Comme dans Terreur aveugle ou Seule dans la nuit, le handicap de Maddie est la clé de voûte de la scénographie bâtie par Flanagan. Certes, il faut oublier les facilités habituelles d’un genre qui nous donne toujours envie de critiquer son irréalisme (que ferions-nous dans ce genre de situation ? Sûrement pas la même chose, enfin !). C’est en lâchant prise et en savourant ce duel en vase clos, qui ressemble au climax du premier Halloween étiré sur un film entier, pour ce qu’il est, c’est-à-dire un exercice de style plus malin que la moyenne, que l’on prendra plaisir à suivre ce Pas un bruit, encensé par Stephen King et William Friedkin eux-mêmes.

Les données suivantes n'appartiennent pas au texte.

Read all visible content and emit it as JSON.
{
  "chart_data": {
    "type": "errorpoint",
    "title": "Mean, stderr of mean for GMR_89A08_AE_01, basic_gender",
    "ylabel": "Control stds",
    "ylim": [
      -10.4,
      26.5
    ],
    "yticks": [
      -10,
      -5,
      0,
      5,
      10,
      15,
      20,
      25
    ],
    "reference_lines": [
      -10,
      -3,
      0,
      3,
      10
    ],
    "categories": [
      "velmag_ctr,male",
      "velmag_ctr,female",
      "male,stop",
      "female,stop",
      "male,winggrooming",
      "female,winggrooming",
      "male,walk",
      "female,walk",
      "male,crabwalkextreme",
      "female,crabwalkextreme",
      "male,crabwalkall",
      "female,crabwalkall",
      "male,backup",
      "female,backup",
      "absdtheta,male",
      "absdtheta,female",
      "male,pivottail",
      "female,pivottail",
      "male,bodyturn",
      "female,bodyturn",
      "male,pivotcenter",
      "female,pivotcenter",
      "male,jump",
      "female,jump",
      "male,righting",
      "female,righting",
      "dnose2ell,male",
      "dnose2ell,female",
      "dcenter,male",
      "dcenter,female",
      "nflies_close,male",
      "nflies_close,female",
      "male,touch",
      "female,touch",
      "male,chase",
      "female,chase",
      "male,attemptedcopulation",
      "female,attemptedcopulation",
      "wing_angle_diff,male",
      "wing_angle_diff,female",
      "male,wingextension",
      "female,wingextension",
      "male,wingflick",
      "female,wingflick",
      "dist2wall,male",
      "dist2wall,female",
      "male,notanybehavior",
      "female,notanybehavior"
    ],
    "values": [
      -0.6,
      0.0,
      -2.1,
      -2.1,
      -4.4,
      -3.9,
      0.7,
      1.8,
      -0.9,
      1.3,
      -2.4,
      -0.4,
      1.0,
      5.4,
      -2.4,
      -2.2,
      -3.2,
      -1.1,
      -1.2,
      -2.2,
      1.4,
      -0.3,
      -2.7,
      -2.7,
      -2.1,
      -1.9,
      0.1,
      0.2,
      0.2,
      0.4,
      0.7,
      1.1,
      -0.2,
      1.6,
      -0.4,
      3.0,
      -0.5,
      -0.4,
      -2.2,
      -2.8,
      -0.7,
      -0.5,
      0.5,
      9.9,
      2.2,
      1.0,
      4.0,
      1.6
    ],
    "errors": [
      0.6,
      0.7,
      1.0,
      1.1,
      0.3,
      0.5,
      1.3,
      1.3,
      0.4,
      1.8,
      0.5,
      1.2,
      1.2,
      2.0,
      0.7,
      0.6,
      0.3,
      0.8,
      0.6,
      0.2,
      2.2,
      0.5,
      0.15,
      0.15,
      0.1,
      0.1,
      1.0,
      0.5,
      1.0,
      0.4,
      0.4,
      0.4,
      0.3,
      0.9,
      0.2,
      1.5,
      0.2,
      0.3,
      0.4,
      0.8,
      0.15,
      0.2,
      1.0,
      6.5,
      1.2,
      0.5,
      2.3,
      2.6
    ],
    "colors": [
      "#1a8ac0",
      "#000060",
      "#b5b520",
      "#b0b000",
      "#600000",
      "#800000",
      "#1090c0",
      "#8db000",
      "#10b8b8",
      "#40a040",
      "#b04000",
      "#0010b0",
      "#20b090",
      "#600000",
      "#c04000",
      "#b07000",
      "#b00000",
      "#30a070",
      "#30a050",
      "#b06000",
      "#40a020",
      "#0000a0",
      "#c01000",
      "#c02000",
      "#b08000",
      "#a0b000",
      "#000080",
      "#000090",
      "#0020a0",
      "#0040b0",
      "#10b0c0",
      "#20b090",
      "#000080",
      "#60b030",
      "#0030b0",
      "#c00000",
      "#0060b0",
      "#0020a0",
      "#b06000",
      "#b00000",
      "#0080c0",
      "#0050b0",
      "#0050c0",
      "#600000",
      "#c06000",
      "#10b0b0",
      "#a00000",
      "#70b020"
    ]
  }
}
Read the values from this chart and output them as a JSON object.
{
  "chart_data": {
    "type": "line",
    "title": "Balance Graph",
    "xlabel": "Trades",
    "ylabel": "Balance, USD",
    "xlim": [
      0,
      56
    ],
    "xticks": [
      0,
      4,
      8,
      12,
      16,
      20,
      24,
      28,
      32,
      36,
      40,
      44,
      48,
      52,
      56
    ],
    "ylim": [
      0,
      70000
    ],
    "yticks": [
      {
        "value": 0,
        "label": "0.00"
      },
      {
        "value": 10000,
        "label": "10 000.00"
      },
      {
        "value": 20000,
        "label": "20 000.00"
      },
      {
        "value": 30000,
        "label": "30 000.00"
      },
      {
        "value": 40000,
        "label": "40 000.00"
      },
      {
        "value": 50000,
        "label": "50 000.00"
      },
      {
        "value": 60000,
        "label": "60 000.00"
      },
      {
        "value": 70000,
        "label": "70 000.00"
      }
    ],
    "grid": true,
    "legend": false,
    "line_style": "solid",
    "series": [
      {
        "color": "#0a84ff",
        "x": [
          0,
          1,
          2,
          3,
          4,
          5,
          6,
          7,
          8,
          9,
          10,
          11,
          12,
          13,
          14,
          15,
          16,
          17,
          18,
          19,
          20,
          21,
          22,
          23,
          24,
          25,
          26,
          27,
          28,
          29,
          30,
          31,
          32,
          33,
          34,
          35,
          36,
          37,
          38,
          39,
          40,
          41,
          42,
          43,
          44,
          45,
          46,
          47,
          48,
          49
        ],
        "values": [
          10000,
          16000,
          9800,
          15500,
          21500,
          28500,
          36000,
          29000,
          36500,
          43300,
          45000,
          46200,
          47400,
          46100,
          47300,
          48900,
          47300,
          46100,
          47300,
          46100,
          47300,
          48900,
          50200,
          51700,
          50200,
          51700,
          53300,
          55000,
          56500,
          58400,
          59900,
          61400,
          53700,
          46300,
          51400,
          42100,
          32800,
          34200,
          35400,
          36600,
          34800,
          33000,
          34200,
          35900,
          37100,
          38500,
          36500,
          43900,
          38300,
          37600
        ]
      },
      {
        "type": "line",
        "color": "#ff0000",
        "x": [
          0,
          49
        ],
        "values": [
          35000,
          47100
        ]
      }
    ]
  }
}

LE SCOOP (2015, CORÉE DU SUD)
Parmi la vague de films sud-coréens ajoutés en 2016 au catalogue de Netflix, il convient de distinguer ce Scoop aussi cynique qu’enlevé. Connu sous le titre The Exclusive : Beat the devil’s tattoo, ce thriller se penche une fois n’est pas coutume sur un personnage de journaliste. Moo-hyuk n’est toutefois pas la fierté de la profession. Sur le point de perdre son job, et voir son mariage s’effondrer, il entrevoit une chance de se racheter en découvrant l’intérieur d’un appartement ressemblant fort à l’antre d’un tueur en série. Il en tire un article qui fait sensation : les télés s’arrachent ses infos, la police enrage, et Moo-hyuk regagne sa crédibilité. Toutefois, il va vite comprendre que son scoop était une fausse piste : il doit désormais fabriquer de fausses preuves pour éviter le pire, ce qui intrigue autant les flics chargés de l’enquête que le véritable tueur…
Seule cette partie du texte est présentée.